For the six months ended June 30, 2011 the effective rate of 31% differs from the statutory rate of 35% primarily due discrete items relating to (i) the recognition of certain previously unrecognized tax benefits resulting from the completion of studies related to our global transfer pricing policies, and (ii) discrete tax expense for the first six months of $3.2 million resulting from employee stock option cancellations and the required tax treatment under the authoritative guidance for stock-based compensation as discussed in detail below, and (iii) a discrete tax expense of $0.9 million related to the establishment of a valuation allowance against certain foreign tax credits.

For the three and six months ended June 30, 2010 our effective tax rate was 20% and 30%, respectively. The effective rate for the three months ended June 30, 2010 differs from the statutory rate of 35% primarily due to (i) a higher percentage of our projected income for the full year being derived from international locations with lower tax rates than the U.S., (ii) the cumulative effect of reducing our full year estimated effective tax rate as a result of the shift of income to lower tax jurisdictions discussed in item (i), and (iii) a discrete tax benefit of ($1.0) million recognized as the result of certain amended state tax filings. These tax benefits were partially offset by (i) state income tax expense, (ii) tax expense resulting from employee stock option cancellations and the required tax treatment under the authoritative guidance for stock-based compensation as discussed in detail below, and (iii) tax expense resulting from nondeductible acquisition expenses incurred during the second quarter of 2010 in the acquisition of Camiant and Blueslice. For the six months ended June 30, 2010 the effective rate differs from the statutory rate of 35% primarily due to the impact of a higher percentage of our projected income for the full year being derived from international locations with lower tax rates than the U.S., and the discrete items discussed above.
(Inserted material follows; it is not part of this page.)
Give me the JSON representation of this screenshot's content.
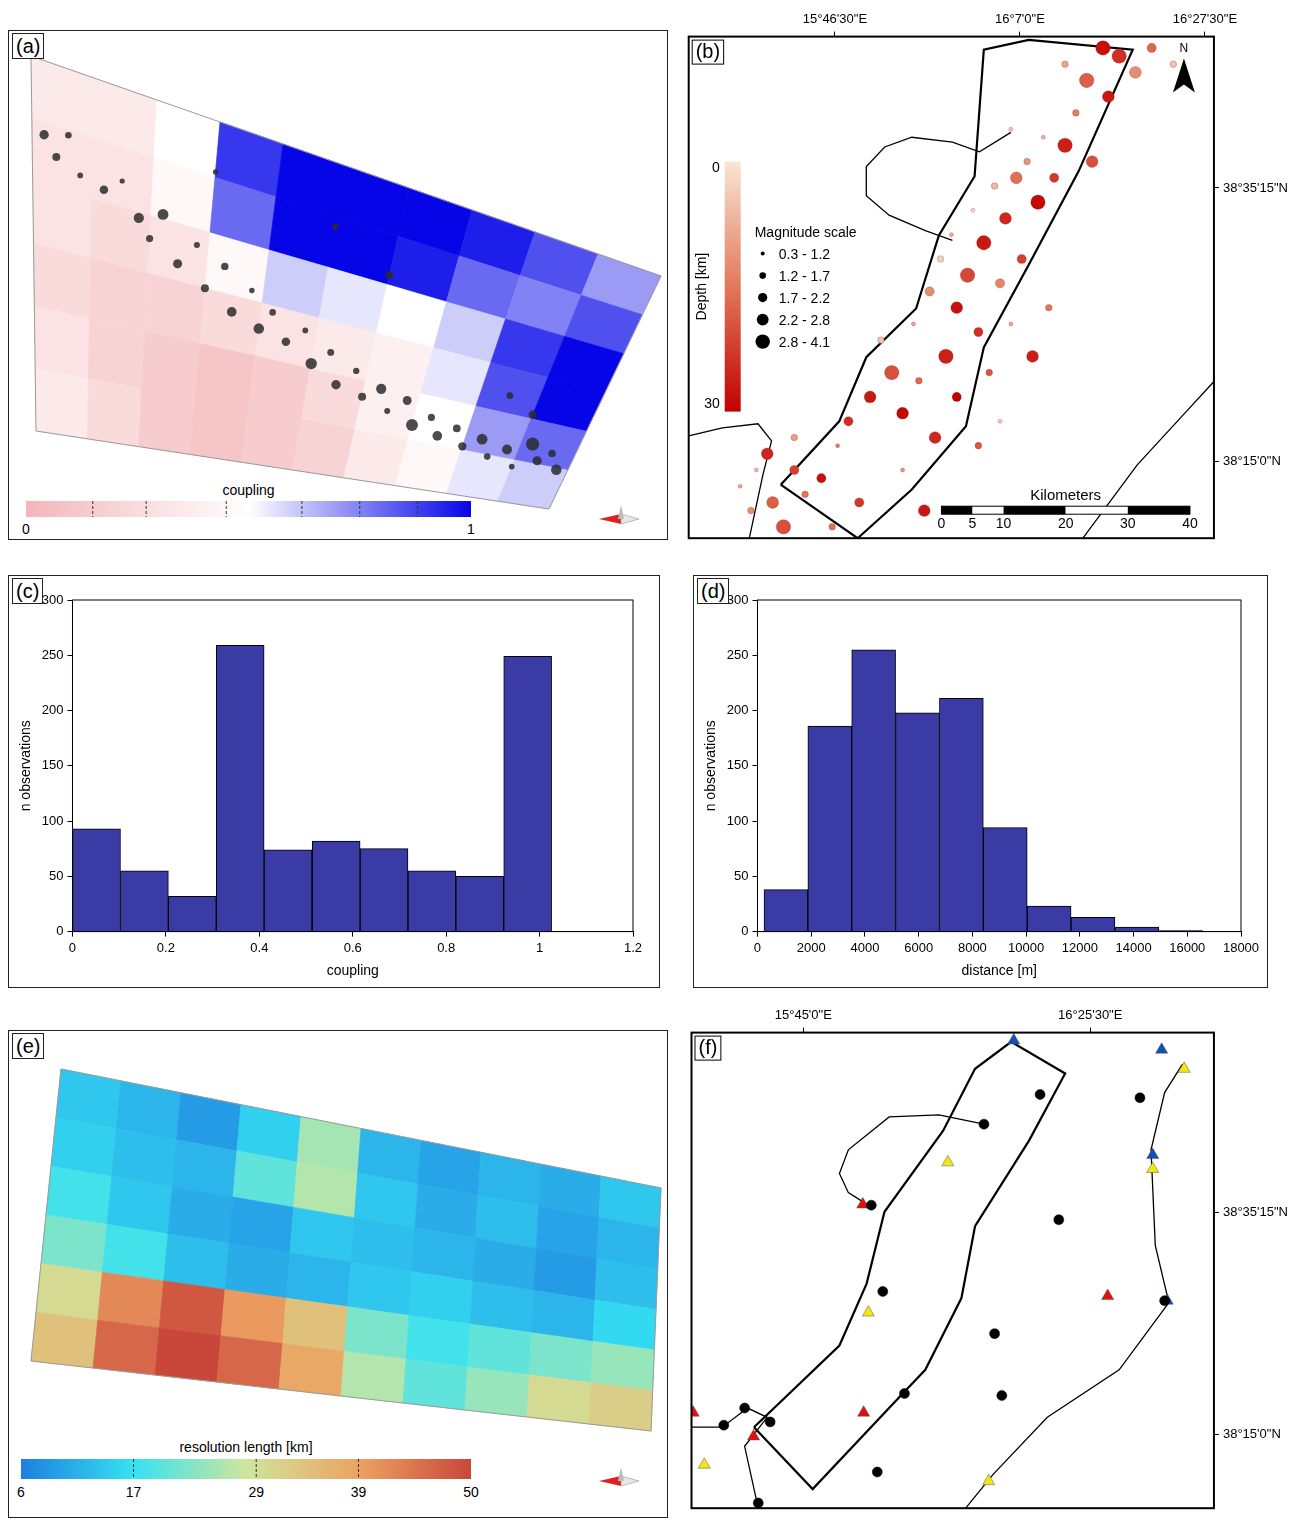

We no longer have a "pool of windfall tax benefits" as defined by the authoritative guidance for stock-based compensation. As a result, future cancellations or exercises that result in a tax deduction that is less than the related deferred tax asset recognized under the authoritative guidance will negatively impact our effective tax rate and increase its volatility, resulting in a reduction of our earnings. The authoritative guidance for stock compensation requires that the impact of such events be recorded as discrete items in the quarter in which the event occurs. For the three and six months ended June 30, 2011, we recorded a discrete tax expense of $1.6 million and $3.2 million, respectively, as compared to $0.5 million and $1.1 million recorded for the three and six months ended June 30, 2010, respectively, associated with our stock compensation plans.